Key skills one should have include:
- A caring and compassionate manner
- Communications skills
- Word processing and spreadsheet software
- Medical software
- Database experience
- Accounting software
And experience with:
- Wheelchairs and shower chairs
- Automated External Defibrillators (AED)
- Therapeutic compresses
- Electronic thermometers
According to the Bureau of Labor Statistics, as of May 2015 the average annual salary for all nursing assistants was $26,820. Now that we know what CNAs do and what the requirements are, let's look at the steps needed to become one.
Step 1: Explore training program options
Few schools offer Web-based options for aspiring CNAs, and those that do offer a hybrid format and require students to participate in onsite clinical experiences. The program should be accredited and approved by the state in which one wishes to seek employment. To become a CNA, the individual needs to complete both theory and hands-on clinical training. Some programs have attendance requirements.
Here's a success tip: look for local colleges offering online CNA training. Because of the clinical requirement, it may be beneficial to attend a school close to home while completing coursework online. This can help an individual when finding locations to complete hands-on training to prepare for certification.
Step 2: Complete a training program
The duration of a program is typically one semester, or 6-12 weeks, depending on a student's time commitment and schedule. Along with the completion of reading, interactive online assignments and participation in discussion with instructors and classmates, students must typically attend a hands-on skills laboratory at a clinical location about once a week and meet minimum hour requirements. Some schools offer both day and night schedule options.
Examinations and Licenses
Step 3: Pass examinations
After completing the federal requirement of a minimum of 75 hours classroom and practical training, an aspiring CNA must pass a skills demonstration and written competency exam. The exam can be taken through a nursing facility or college offering a program, or an aspiring CNA could contact an approved vocational technical school or community college. After successful demonstration of competency through the exam, the individual student is listed on the state's nurse aide registry. Each state maintains its own nurse aide registry in order to keep track of all the individuals who have met written and skills test criteria and are certified for employment.

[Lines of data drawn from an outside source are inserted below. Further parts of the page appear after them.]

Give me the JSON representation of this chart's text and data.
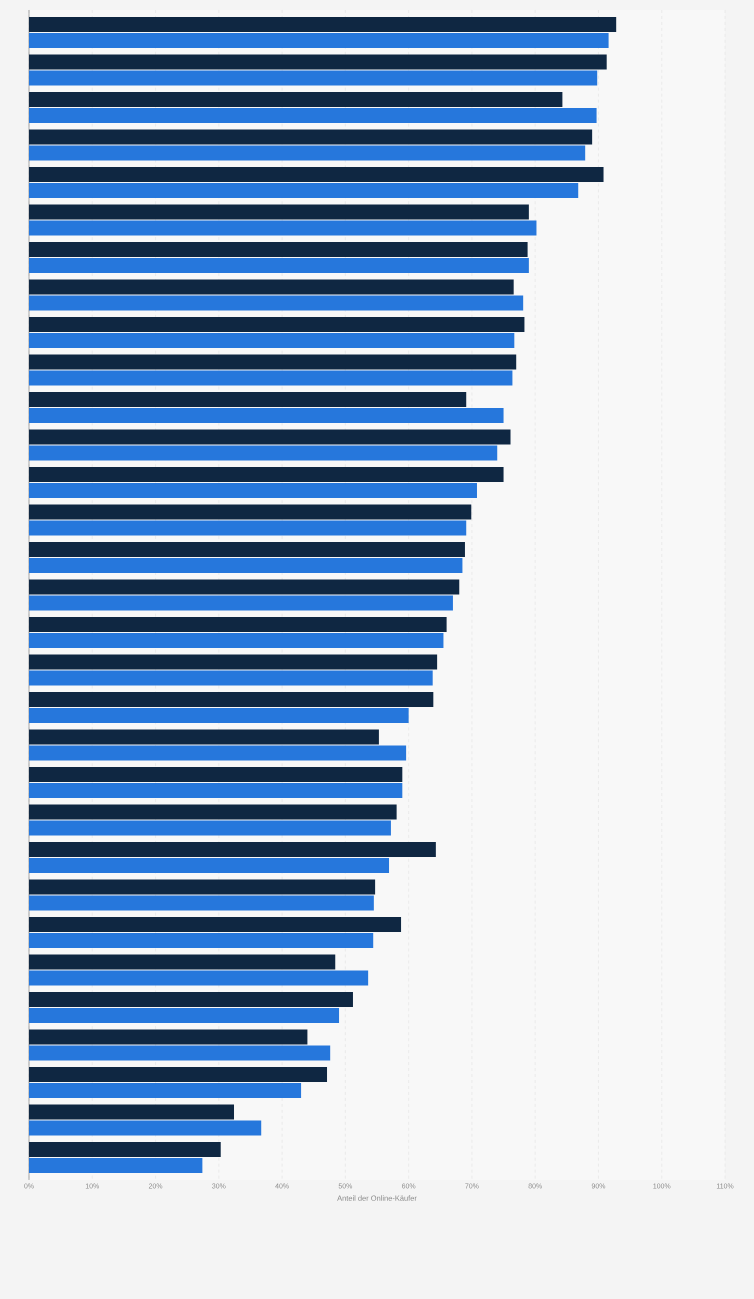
{
  "chart_data": {
    "type": "bar",
    "orientation": "horizontal",
    "xlabel": "Anteil der Online-Käufer",
    "categories": [
      null,
      null,
      null,
      null,
      null,
      null,
      null,
      null,
      null,
      null,
      null,
      null,
      null,
      null,
      null,
      null,
      null,
      null,
      null,
      null,
      null,
      null,
      null,
      null,
      null,
      null,
      null,
      null,
      null,
      null,
      null
    ],
    "series": [
      {
        "color": "#0f2742",
        "values": [
          92.8,
          91.3,
          84.3,
          89.0,
          90.8,
          79.0,
          78.8,
          76.6,
          78.3,
          77.0,
          69.1,
          76.1,
          75.0,
          69.9,
          68.9,
          68.0,
          66.0,
          64.5,
          63.9,
          55.3,
          59.0,
          58.1,
          64.3,
          54.7,
          58.8,
          48.4,
          51.2,
          44.0,
          47.1,
          32.4,
          30.3
        ]
      },
      {
        "color": "#2677dc",
        "values": [
          91.6,
          89.8,
          89.7,
          87.9,
          86.8,
          80.2,
          79.0,
          78.1,
          76.7,
          76.4,
          75.0,
          74.0,
          70.8,
          69.1,
          68.5,
          67.0,
          65.5,
          63.8,
          60.0,
          59.6,
          59.0,
          57.2,
          56.9,
          54.5,
          54.4,
          53.6,
          49.0,
          47.6,
          43.0,
          36.7,
          27.4
        ]
      }
    ],
    "xlim": [
      0,
      110
    ],
    "xticks": [
      {
        "value": 0,
        "label": "0%"
      },
      {
        "value": 10,
        "label": "10%"
      },
      {
        "value": 20,
        "label": "20%"
      },
      {
        "value": 30,
        "label": "30%"
      },
      {
        "value": 40,
        "label": "40%"
      },
      {
        "value": 50,
        "label": "50%"
      },
      {
        "value": 60,
        "label": "60%"
      },
      {
        "value": 70,
        "label": "70%"
      },
      {
        "value": 80,
        "label": "80%"
      },
      {
        "value": 90,
        "label": "90%"
      },
      {
        "value": 100,
        "label": "100%"
      },
      {
        "value": 110,
        "label": "110%"
      }
    ],
    "grid": "x"
  }
}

Step 4: Keep your license active
To work as a CNA, one must keep an active and non-expired license. To keep an active status, federal regulation requires individuals to be employed as CNAs, or to work in a nursing-related occupation. To keep the license from expiring, one must not have more than a total of 24 months of a break in employment. A regular review must be completed every year by the employing facility, along with in-service training to ensure competency.

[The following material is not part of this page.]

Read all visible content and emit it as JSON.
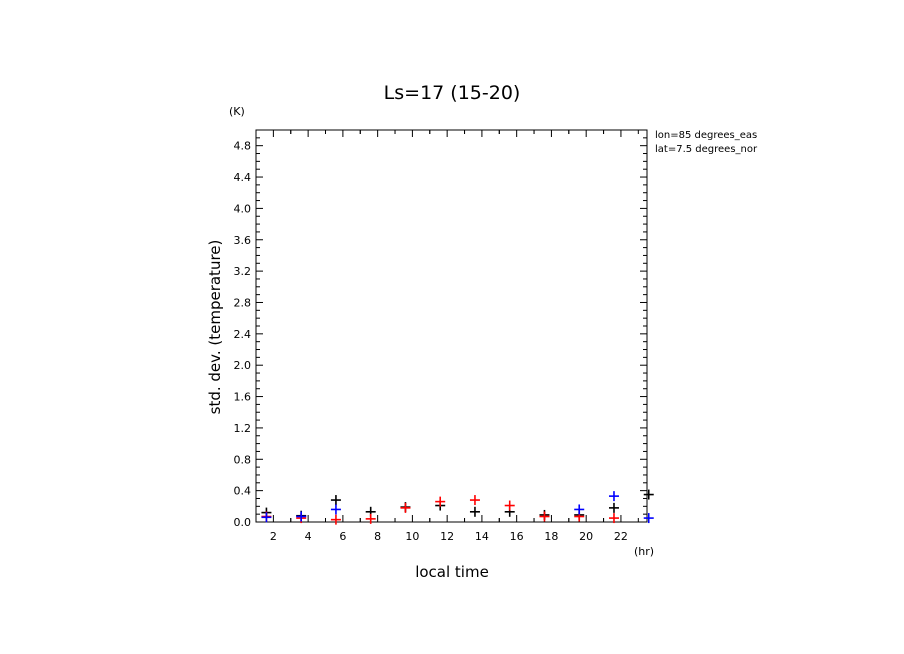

Here's a success tip: be aware of state and federal training requirements. To avoid having to retrain and register as a CNA, investigate the state's continuing education and evaluation requirements to maintain active status. After completing the rigorous education and clinical requirements, it is important to remain in good standing to avoid re-training.

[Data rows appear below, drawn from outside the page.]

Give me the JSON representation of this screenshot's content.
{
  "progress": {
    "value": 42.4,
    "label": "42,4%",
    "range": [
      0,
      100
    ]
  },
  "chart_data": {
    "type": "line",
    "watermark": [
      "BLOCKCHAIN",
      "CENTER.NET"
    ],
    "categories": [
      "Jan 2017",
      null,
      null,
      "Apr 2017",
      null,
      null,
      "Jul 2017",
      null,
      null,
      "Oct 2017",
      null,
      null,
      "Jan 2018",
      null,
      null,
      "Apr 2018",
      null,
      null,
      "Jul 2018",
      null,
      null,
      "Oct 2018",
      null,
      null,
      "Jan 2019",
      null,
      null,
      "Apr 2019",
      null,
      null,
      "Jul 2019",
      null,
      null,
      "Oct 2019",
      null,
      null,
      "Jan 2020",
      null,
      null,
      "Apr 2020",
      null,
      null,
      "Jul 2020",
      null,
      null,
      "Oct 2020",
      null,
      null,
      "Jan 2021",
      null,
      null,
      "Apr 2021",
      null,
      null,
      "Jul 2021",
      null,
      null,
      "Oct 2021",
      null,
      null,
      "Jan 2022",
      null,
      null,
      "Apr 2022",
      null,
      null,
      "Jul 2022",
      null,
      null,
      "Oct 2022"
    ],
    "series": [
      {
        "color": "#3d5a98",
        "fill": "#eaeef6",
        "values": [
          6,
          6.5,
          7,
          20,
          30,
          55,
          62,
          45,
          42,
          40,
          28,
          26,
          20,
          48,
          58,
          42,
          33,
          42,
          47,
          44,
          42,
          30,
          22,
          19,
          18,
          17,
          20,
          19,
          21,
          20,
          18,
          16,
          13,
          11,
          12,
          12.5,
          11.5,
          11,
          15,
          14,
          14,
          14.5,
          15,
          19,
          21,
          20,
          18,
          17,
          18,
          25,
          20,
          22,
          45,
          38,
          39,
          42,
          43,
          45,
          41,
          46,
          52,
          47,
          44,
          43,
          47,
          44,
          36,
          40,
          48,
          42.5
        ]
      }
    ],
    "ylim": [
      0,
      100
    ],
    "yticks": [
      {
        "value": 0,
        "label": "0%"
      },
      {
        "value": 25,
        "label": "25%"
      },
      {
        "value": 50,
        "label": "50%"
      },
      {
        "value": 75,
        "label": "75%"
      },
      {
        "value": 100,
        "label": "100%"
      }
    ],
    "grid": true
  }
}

Step 5: Consider advancement
CNAs can progress to RN, LPN, or administrator roles through additional training and licensure. These careers offer better hours, increased pay, and more high-end involvement in patient care. Some schools offer bridge programs, whether CNA-to-LPN or CNA-to-RN, to help CNAs transition into these more advanced roles.
A Certified Nursing Assistant is a healthcare professional who works under registered nurses and licensed practical nurses to help patients and clients with basic healthcare needs like feeding, bathing and dressing.